Tonight our house was filled with conversation and laughter, as we hosted the couples class from our church for dinner. We had the following wonderful folks, as mentioned by their occupations, in no particular order. Fireman, mothers (3), child care workers (2), optician, Christian education director at our church, aspiring musician and child care worker, special education teacher, web designer and aspiring film/tv writer, and business valuation consultant. This is part of our
fellowship that is just starting and this a small part of the Kingdom. I am greatly thankful for these relationships, for their variety, their beauty, and the trust each person places to share their lives with us. May our love for each other grow, and may we grow to know the Savior in a way that brings grace to others.

Last night brought a sense of belonging in another way. It was Father's Follies night at South Pasadena Middle School. For the second year in a row, I was recruited by my wife (like I would volunteer!?) to take part in the "Dad's Who Dance" chorus line. Imagine 20-some middle aged dads performing chorus line kicks, turns, and other risky moves in a middle school auditorium complete with dropping balloons in the big finale. Its a night to raise money for the Middle School PTA; you have the basic concept. There are (thank God) no images of the actual dancing event, but we do have this
image of Heather (age 12) and I after the show. It was a rousing success, and featured a variety of, shall we say, "unique" acts. It was a blast dancing with the other Dads, laughing, and making fun of our middle-agedness together.

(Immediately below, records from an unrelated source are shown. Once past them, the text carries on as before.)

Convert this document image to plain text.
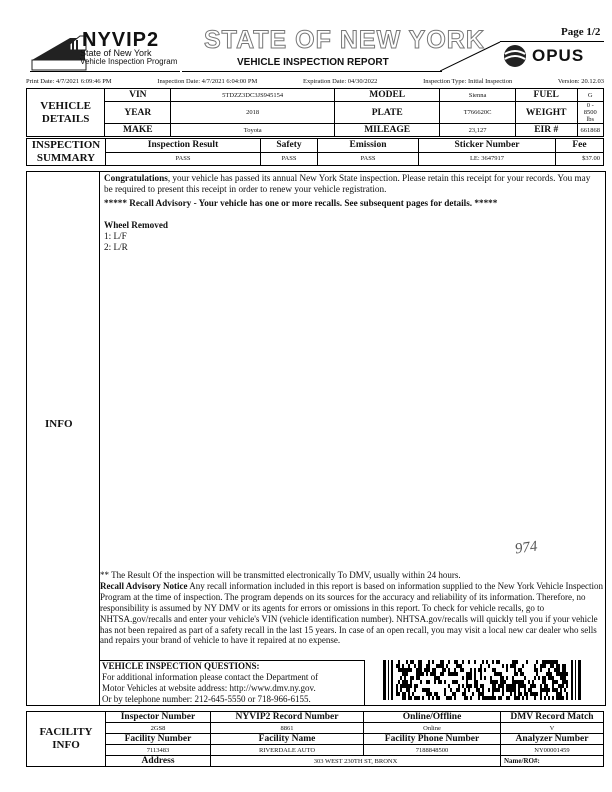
NYVIP2
State of New York
Vehicle Inspection Program
STATE OF NEW YORK
VEHICLE INSPECTION REPORT
Page 1/2
OPUS
Print Date: 4/7/2021 6:09:46 PM	Inspection Date: 4/7/2021 6:04:00 PM	Expiration Date: 04/30/2022	Inspection Type: Initial Inspection	Version: 20.12.03
VEHICLE
DETAILS	VIN	5TDZZ3DC3JS945154	MODEL	Sienna	FUEL	G
	YEAR	2018	PLATE	T766620C	WEIGHT	0 - 8500 lbs
	MAKE	Toyota	MILEAGE	23,127	EIR #	661868
INSPECTION
SUMMARY	Inspection Result	Safety	Emission	Sticker Number	Fee
	PASS	PASS	PASS	LE: 3647917	$37.00
INFO

Congratulations, your vehicle has passed its annual New York State inspection. Please retain this receipt for your records. You may be required to present this receipt in order to renew your vehicle registration.

***** Recall Advisory - Your vehicle has one or more recalls. See subsequent pages for details. *****

Wheel Removed

1: L/F

2: L/R

974

** The Result Of the inspection will be transmitted electronically To DMV, usually within 24 hours.

Recall Advisory Notice Any recall information included in this report is based on information supplied to the New York Vehicle Inspection Program at the time of inspection. The program depends on its sources for the accuracy and reliability of its information. Therefore, no responsibility is assumed by NY DMV or its agents for errors or omissions in this report. To check for vehicle recalls, go to NHTSA.gov/recalls and enter your vehicle's VIN (vehicle identification number). NHTSA.gov/recalls will quickly tell you if your vehicle has not been repaired as part of a safety recall in the last 15 years. In case of an open recall, you may visit a local new car dealer who sells and repairs your brand of vehicle to have it repaired at no expense.

VEHICLE INSPECTION QUESTIONS:
For additional information please contact the Department of
Motor Vehicles at website address: http://www.dmv.ny.gov.
Or by telephone number: 212-645-5550 or 718-966-6155.
FACILITY
INFO	Inspector Number	NYVIP2 Record Number	Online/Offline	DMV Record Match
	2GS8	8861	Online	V
	Facility Number	Facility Name	Facility Phone Number	Analyzer Number
	7113483	RIVERDALE AUTO	7188848500	NY00001459
	Address	303 WEST 230TH ST, BRONX		Name/RO#:
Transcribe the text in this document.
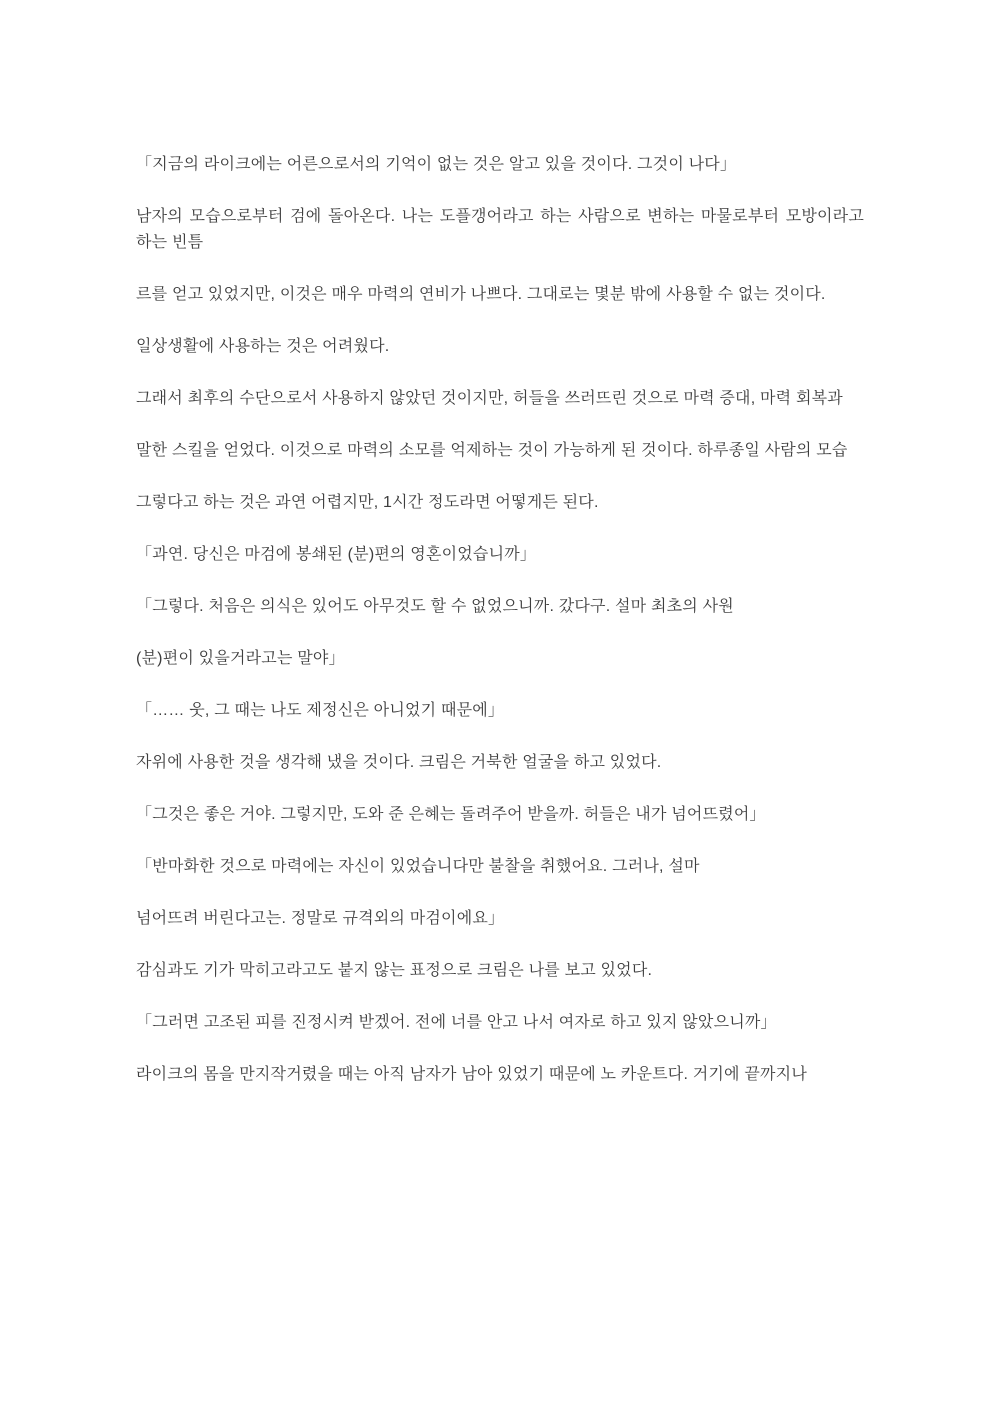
「지금의 라이크에는 어른으로서의 기억이 없는 것은 알고 있을 것이다. 그것이 나다」

남자의 모습으로부터 검에 돌아온다. 나는 도플갱어라고 하는 사람으로 변하는 마물로부터 모방이라고 하는 빈틈

르를 얻고 있었지만, 이것은 매우 마력의 연비가 나쁘다. 그대로는 몇분 밖에 사용할 수 없는 것이다.

일상생활에 사용하는 것은 어려웠다.

그래서 최후의 수단으로서 사용하지 않았던 것이지만, 허들을 쓰러뜨린 것으로 마력 증대, 마력 회복과

말한 스킬을 얻었다. 이것으로 마력의 소모를 억제하는 것이 가능하게 된 것이다. 하루종일 사람의 모습

그렇다고 하는 것은 과연 어렵지만, 1시간 정도라면 어떻게든 된다.

「과연. 당신은 마검에 봉쇄된 (분)편의 영혼이었습니까」

「그렇다. 처음은 의식은 있어도 아무것도 할 수 없었으니까. 갔다구. 설마 최초의 사원

(분)편이 있을거라고는 말야」

「…… 웃, 그 때는 나도 제정신은 아니었기 때문에」

자위에 사용한 것을 생각해 냈을 것이다. 크림은 거북한 얼굴을 하고 있었다.

「그것은 좋은 거야. 그렇지만, 도와 준 은혜는 돌려주어 받을까. 허들은 내가 넘어뜨렸어」

「반마화한 것으로 마력에는 자신이 있었습니다만 불찰을 취했어요. 그러나, 설마

넘어뜨려 버린다고는. 정말로 규격외의 마검이에요」

감심과도 기가 막히고라고도 붙지 않는 표정으로 크림은 나를 보고 있었다.

「그러면 고조된 피를 진정시켜 받겠어. 전에 너를 안고 나서 여자로 하고 있지 않았으니까」

라이크의 몸을 만지작거렸을 때는 아직 남자가 남아 있었기 때문에 노 카운트다. 거기에 끝까지나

Last year, during rehearsal,
the principal commented to me that her motivation for this event was not about more raising money and having fun. In the town where she grew up, the Father's Follies had been a tradition for something like 30 years. Huge crowds came every year. She then added, "This is not all about raising money, its about building community". She was right, and we did - build community that is. It was great. May Father's Follies grow, and may our sense of community deepen.

In this fractured world, we need to be connected. We need a true sense of community.

Wednesday, March 01, 2006

Little Is Most...In The Kingdom

For the past couple of days...I have not had much to say here. But I have been thinking about some wonderful people who serve the youth at our church. You can go learn about them here. These are amazing folks, serving Christ by serving kids. Spending time.

My thoughts are not of much worth, but the thoughts of Henri Nouwen seem to fit very well in relation to these youth leaders, who give so much of themselves for others:

"Jesus is God-with-us, Emmanuel. The great mystery of God becoming human is God's desire to be loved by us. By becoming a vulnerable child, completely dependent on human care, God wants to take away all distance between the human and the divine. Who can be afraid of a little child that needs to be fed, to be cared for, to be taught, to be guided? We usually talk about God as the all-powerful, almighty God on whom we depend completely. But God wanted to become the all-powerless, all-vulnerable God who completely depends on us. How can we be afraid of a God who wants to be "God-with-us" and needs us to become "Us-with-God"?

There is much emphasis on notoriety and fame in our society. Our newspapers and television keep giving us the message: What counts is to be known, praised, and admired, whether you are a writer, an actor, a musician, or a politician.Still, real greatness is often hidden, humble, simple, and unobtrusive. It is not easy to trust ourselves and our actions without public affirmation. We must have strong self-confidence combined with deep humility. Some of the greatest works of art and the most important works of peace were created by people who had no need for the limelight. They knew that what they were doing was their call, and they did it with great patience, perseverance, and love."

Thanks, youth leaders at Hollywood Pres.